Metadata-Version: 2.1
Name: fastqueue-lib
Version: 0.0.5
Summary: Fast single ended queue library for python
Author-email: Matthew Taylor <matthew.taylor.andre@gmail.com>
Project-URL: Homepage, https://github.com/MatthewAndreTaylor/mqueue
Keywords: Queue
Classifier: Development Status :: 3 - Alpha
Classifier: Intended Audience :: Developers
Classifier: License :: OSI Approved :: MIT License
Classifier: Programming Language :: Python :: 3
Classifier: Programming Language :: Python :: 3 :: Only
Classifier: Programming Language :: Python :: 3.9
Classifier: Programming Language :: Python :: 3.10
Classifier: Programming Language :: Python :: 3.11
Classifier: Programming Language :: Python :: Implementation :: CPython
Classifier: Topic :: Software Development :: Libraries :: Python Modules
Requires-Python: >=3.9
Description-Content-Type: text/markdown
Provides-Extra: examples
Provides-Extra: tests
License-File: LICENSE

# fastqueue

[![Tests](https://github.com/MatthewAndreTaylor/fastqueue/actions/workflows/tests.yml/badge.svg)](https://github.com/MatthewAndreTaylor/fastqueue/actions)
[![PyPI versions](https://img.shields.io/badge/python-3.9%2B-blue)](https://github.com/MatthewAndreTaylor/fastqueue/)
[![PyPI license](https://img.shields.io/badge/license-MIT-%23373737)](https://github.com/MatthewAndreTaylor/fastqueue/blob/master/LICENSE)\
[![PyPI](https://img.shields.io/pypi/v/fastqueue-lib.svg)](https://pypi.org/project/fastqueue-lib/)

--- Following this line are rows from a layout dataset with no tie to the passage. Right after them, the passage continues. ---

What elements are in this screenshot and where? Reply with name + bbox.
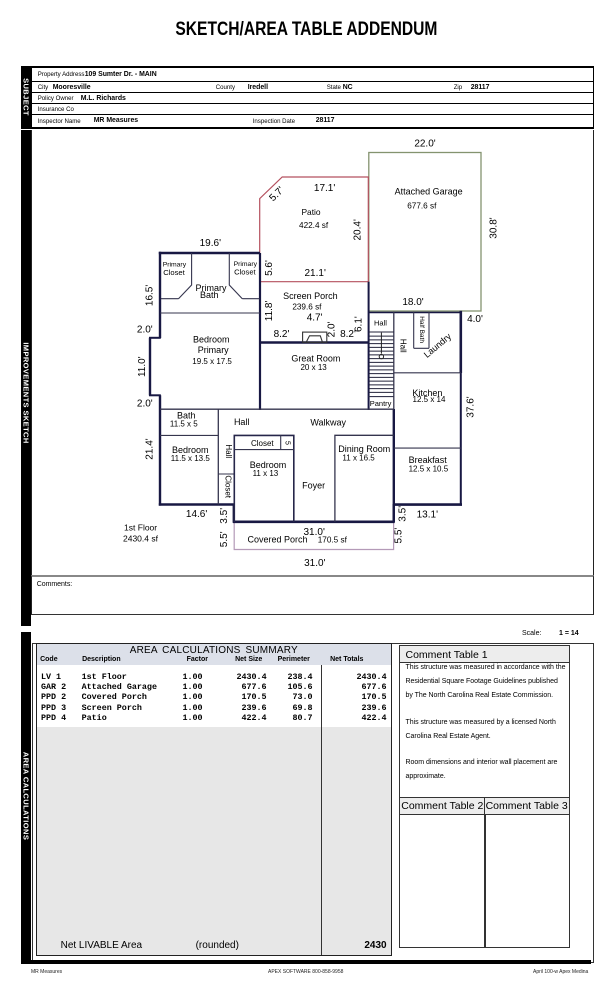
svg-text:20.4': 20.4' [353, 219, 364, 240]
svg-text:19.5 x 17.5: 19.5 x 17.5 [192, 357, 232, 366]
svg-text:Bedroom: Bedroom [193, 335, 230, 345]
svg-text:Closet: Closet [251, 439, 274, 448]
svg-text:2430.4 sf: 2430.4 sf [123, 533, 159, 543]
svg-text:19.6': 19.6' [200, 238, 221, 249]
svg-text:5.5': 5.5' [394, 528, 405, 544]
svg-text:677.6 sf: 677.6 sf [407, 201, 437, 210]
svg-text:1st Floor: 1st Floor [124, 522, 157, 532]
svg-text:Foyer: Foyer [302, 481, 325, 491]
svg-text:5.6': 5.6' [264, 260, 275, 276]
svg-text:13.1': 13.1' [417, 510, 438, 521]
svg-text:170.5 sf: 170.5 sf [318, 535, 348, 544]
svg-text:11.5 x 13.5: 11.5 x 13.5 [171, 454, 211, 463]
svg-text:17.1': 17.1' [314, 183, 335, 194]
svg-text:20 x 13: 20 x 13 [300, 363, 327, 372]
svg-text:3.5': 3.5' [219, 508, 230, 524]
svg-text:37.6': 37.6' [465, 396, 476, 417]
svg-text:14.6': 14.6' [186, 509, 207, 520]
svg-text:11.0': 11.0' [137, 356, 148, 377]
svg-text:5: 5 [283, 441, 290, 445]
svg-text:Closet: Closet [223, 475, 232, 498]
svg-text:Dining Room: Dining Room [338, 444, 390, 454]
svg-text:21.1': 21.1' [305, 268, 326, 279]
svg-text:6.1': 6.1' [353, 316, 364, 332]
svg-text:5.5': 5.5' [219, 531, 230, 547]
svg-text:Bath: Bath [200, 290, 219, 300]
svg-text:11.8': 11.8' [264, 300, 275, 321]
svg-text:Hall: Hall [399, 339, 408, 353]
svg-text:4.0': 4.0' [467, 314, 483, 325]
svg-text:Closet: Closet [163, 268, 185, 277]
svg-text:2.0': 2.0' [137, 324, 153, 335]
svg-text:12.5 x 14: 12.5 x 14 [413, 395, 446, 404]
svg-text:Closet: Closet [234, 267, 256, 276]
svg-text:422.4 sf: 422.4 sf [299, 221, 329, 230]
svg-text:Laundry: Laundry [422, 331, 454, 360]
svg-text:16.5': 16.5' [144, 285, 155, 306]
svg-text:21.4': 21.4' [145, 438, 156, 459]
svg-text:Screen Porch: Screen Porch [283, 291, 338, 301]
svg-text:Patio: Patio [301, 207, 320, 217]
svg-text:Walkway: Walkway [310, 417, 346, 427]
svg-text:Hall: Hall [374, 318, 387, 327]
svg-text:31.0': 31.0' [304, 558, 325, 569]
svg-text:2.0': 2.0' [137, 399, 153, 410]
svg-text:8.2': 8.2' [274, 329, 290, 340]
svg-text:3.5': 3.5' [398, 506, 409, 522]
svg-text:11 x 13: 11 x 13 [253, 469, 279, 478]
svg-text:Primary: Primary [198, 345, 229, 355]
svg-text:4.7': 4.7' [307, 312, 323, 323]
svg-text:Breakfast: Breakfast [409, 455, 448, 465]
svg-text:Pantry: Pantry [370, 399, 392, 408]
svg-text:Hall: Hall [224, 444, 233, 458]
svg-text:11.5 x 5: 11.5 x 5 [170, 420, 198, 429]
svg-text:30.8': 30.8' [489, 217, 500, 238]
svg-text:12.5 x 10.5: 12.5 x 10.5 [409, 465, 449, 474]
svg-text:Attached Garage: Attached Garage [395, 186, 463, 196]
svg-text:2.0': 2.0' [326, 321, 337, 337]
svg-text:11 x 16.5: 11 x 16.5 [342, 454, 375, 463]
svg-text:239.6 sf: 239.6 sf [292, 302, 322, 311]
svg-text:Covered Porch: Covered Porch [247, 535, 307, 545]
svg-text:Hall: Hall [234, 417, 250, 427]
svg-text:22.0': 22.0' [414, 138, 435, 149]
svg-text:Half Bath: Half Bath [418, 316, 425, 343]
svg-text:18.0': 18.0' [402, 297, 423, 308]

Single ended fast queue's built in C tuned for python.

## Requirements

- `python 3.9+`

## Installation

To install fastqueue, using pip:

```bash
pip install fastqueue-lib
```

## Quickstart

For general use cases `fastqueue.Queue()` objects are tuned to perform well.
The enqueue and dequeue methods perform well over a large sequence of arbitrary operations.
`fastqueue.Queue()` supports many standard sequence methods similar to lists.
`fastqueue.Queue()` minimizes memory usage but maintains the fast queue speeds.

```py
>>> from fastqueue import Queue
>>> queue = Queue()
>>> queue.extend(['🚒', '🛴'])
>>> queue[0]
'🚒'
>>> '🛴' in queue
True
>>> queue.enqueue('🚅')
>>> queue.enqueue('🚗')
>>> queue[-1]
'🚗'
>>> [queue.dequeue() for _ in range(len(queue)) ]
['🚒', '🛴', '🚅', '🚗']
```


For more specialized cases `fastqueue.QueueC()` objects are tuned to perform well.
The interface for `fastqueue.QueueC()` is identical to `fastqueue.Queue()`.
The enqueue and dequeue methods perform similarly well over a large sequence of arbitrary operations.
`fastqueue.QueueC()` handles memory differently by doubling the capacity when full.
This increases the complexity but maintains fast amortized cost.
The benefit of this approach is even faster `__getitem__` and `__setitem__` speeds

```py
>>> from fastqueue import QueueC
>>> queue_c = QueueC()
>>> queue_c.extend(['🚒', '🛴'])
>>> queue_c[0]
'🚒'
>>> '🛴' in queue_c
True
>>> queue_c.enqueue('🚅')
>>> queue_c.enqueue('🚗')
>>> queue_c[-1]
'🚗'
>>> [queue_c.dequeue() for _ in range(len(queue_c)) ]
['🚒', '🛴', '🚅', '🚗']
```

Another alternative is `fastqueue.LockQueue()` which supports all queue operations.
`fastqueue.LockQueue()` is built as a thread-safe alternative to the other queue types.